Adding certificates to the System Store
What does it work for?
•Components connecting to the Authentication Server
•Some browsers, for example, Internet Explorer, Microsoft Edge, Google Chrome
What does it not work for?
•Firefox
•Accessing the customer API through solutions that do not use the system store to check for certificates
Where to import within System Store?
•Current User / Local machine
oCurrent User - Only works for the current user (for example, access from a browser)
oLocal machine - Works everywhere (for example, ESA components running as Local System)
•Trusted People / Trusted Root Certification Authorities
oUse Trusted Root Certification Authorities if it is a certification authority certificate
How to import?
Use the certificate file:
1.Double-click the certificate file (for example, .crt).
2.Select Install Certificate, and follow the installation wizard instructions.
Use the MMC console:
1.Press + R, type mmc.EXE, and press Enter.
2.Click File > Add/Remove Snap-in > Certificates > Add.
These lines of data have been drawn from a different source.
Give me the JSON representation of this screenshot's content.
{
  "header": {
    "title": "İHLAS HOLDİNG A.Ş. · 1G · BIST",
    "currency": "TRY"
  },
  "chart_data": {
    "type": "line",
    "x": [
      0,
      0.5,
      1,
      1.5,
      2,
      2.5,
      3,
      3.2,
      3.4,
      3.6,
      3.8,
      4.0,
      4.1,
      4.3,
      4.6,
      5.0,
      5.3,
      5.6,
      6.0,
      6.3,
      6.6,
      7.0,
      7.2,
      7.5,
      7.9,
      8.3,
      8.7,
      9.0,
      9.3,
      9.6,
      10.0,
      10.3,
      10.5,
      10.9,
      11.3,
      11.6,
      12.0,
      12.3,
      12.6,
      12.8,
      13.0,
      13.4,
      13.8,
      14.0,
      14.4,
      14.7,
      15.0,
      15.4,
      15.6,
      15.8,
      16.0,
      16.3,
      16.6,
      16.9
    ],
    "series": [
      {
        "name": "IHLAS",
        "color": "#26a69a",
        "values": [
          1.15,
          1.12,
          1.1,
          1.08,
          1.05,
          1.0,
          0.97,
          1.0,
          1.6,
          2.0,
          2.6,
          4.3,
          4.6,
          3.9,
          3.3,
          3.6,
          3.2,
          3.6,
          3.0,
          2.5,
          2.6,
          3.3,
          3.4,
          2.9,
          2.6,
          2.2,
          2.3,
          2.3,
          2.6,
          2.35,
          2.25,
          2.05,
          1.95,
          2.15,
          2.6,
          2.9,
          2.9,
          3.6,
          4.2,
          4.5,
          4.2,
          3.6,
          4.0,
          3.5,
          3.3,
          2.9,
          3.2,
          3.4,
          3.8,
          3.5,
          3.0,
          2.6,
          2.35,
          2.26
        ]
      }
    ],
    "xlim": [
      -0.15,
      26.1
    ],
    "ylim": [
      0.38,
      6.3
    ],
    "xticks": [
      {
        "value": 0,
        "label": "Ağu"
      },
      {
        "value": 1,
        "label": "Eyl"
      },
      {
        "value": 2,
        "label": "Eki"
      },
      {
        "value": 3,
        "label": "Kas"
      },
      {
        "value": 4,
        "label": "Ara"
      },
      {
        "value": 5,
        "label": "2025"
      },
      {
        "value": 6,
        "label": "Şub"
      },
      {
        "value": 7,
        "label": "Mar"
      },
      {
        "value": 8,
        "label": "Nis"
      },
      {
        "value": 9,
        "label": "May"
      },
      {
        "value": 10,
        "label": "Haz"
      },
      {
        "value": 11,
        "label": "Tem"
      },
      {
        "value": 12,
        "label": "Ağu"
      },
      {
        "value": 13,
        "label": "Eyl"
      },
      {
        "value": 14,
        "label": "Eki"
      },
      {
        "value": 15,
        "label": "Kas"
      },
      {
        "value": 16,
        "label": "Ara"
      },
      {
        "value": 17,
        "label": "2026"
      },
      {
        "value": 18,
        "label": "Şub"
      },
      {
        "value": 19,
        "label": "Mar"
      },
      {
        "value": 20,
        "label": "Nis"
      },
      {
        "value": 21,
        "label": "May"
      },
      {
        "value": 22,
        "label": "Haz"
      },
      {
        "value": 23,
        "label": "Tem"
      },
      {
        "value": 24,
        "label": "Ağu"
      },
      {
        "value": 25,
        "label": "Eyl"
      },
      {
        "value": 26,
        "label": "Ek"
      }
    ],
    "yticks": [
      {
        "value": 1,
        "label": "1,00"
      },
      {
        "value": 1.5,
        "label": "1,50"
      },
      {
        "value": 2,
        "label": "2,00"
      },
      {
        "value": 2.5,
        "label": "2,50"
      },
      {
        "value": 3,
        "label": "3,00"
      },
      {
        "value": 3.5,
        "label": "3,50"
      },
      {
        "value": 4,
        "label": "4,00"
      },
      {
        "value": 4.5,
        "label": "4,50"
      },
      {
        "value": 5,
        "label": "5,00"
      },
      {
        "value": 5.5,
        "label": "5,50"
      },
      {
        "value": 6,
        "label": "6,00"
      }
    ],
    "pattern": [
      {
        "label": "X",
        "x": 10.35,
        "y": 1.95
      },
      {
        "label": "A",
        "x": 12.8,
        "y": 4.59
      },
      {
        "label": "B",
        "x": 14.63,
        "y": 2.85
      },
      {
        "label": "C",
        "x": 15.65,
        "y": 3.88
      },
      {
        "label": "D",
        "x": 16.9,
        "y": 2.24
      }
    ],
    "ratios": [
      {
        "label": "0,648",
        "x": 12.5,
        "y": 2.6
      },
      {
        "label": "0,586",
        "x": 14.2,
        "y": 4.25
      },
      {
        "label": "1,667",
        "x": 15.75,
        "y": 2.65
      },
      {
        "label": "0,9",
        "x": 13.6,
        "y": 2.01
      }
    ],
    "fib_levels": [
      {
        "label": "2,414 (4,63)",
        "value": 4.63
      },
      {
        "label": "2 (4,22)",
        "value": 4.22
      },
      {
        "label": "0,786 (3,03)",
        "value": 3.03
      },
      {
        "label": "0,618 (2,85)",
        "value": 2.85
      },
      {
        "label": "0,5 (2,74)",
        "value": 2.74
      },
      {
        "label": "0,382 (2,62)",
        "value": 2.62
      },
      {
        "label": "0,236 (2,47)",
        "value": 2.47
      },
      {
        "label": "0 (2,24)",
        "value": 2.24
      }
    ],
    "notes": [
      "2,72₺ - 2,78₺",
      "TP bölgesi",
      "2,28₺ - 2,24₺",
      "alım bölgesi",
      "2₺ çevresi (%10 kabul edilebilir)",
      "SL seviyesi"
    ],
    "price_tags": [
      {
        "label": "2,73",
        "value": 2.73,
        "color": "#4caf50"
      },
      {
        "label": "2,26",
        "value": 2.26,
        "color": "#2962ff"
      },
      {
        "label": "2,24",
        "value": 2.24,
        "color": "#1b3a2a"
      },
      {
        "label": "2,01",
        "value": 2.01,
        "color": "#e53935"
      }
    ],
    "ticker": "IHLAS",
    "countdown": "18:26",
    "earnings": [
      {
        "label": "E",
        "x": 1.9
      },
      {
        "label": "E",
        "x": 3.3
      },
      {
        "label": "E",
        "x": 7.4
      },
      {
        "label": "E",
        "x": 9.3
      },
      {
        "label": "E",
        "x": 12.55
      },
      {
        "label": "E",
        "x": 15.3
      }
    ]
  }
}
3.Select Computer account, click Next.
4.Select Local computer, click Finish, then click OK.
5.In the left navigation pain expand one of these:
a)Certificates > Trusted people to import a self-signed certificate
b)Certificates > Trusted Root Certification Authorities
6.Right-click Certificates, select All Tasks > Import.
7.Follow the instructions of Certificate Import Wizard.
When installing an ESA component on a computer in Standalone mode, the invitation adds the certificate information received from the Authentication Server to the Trusted People store.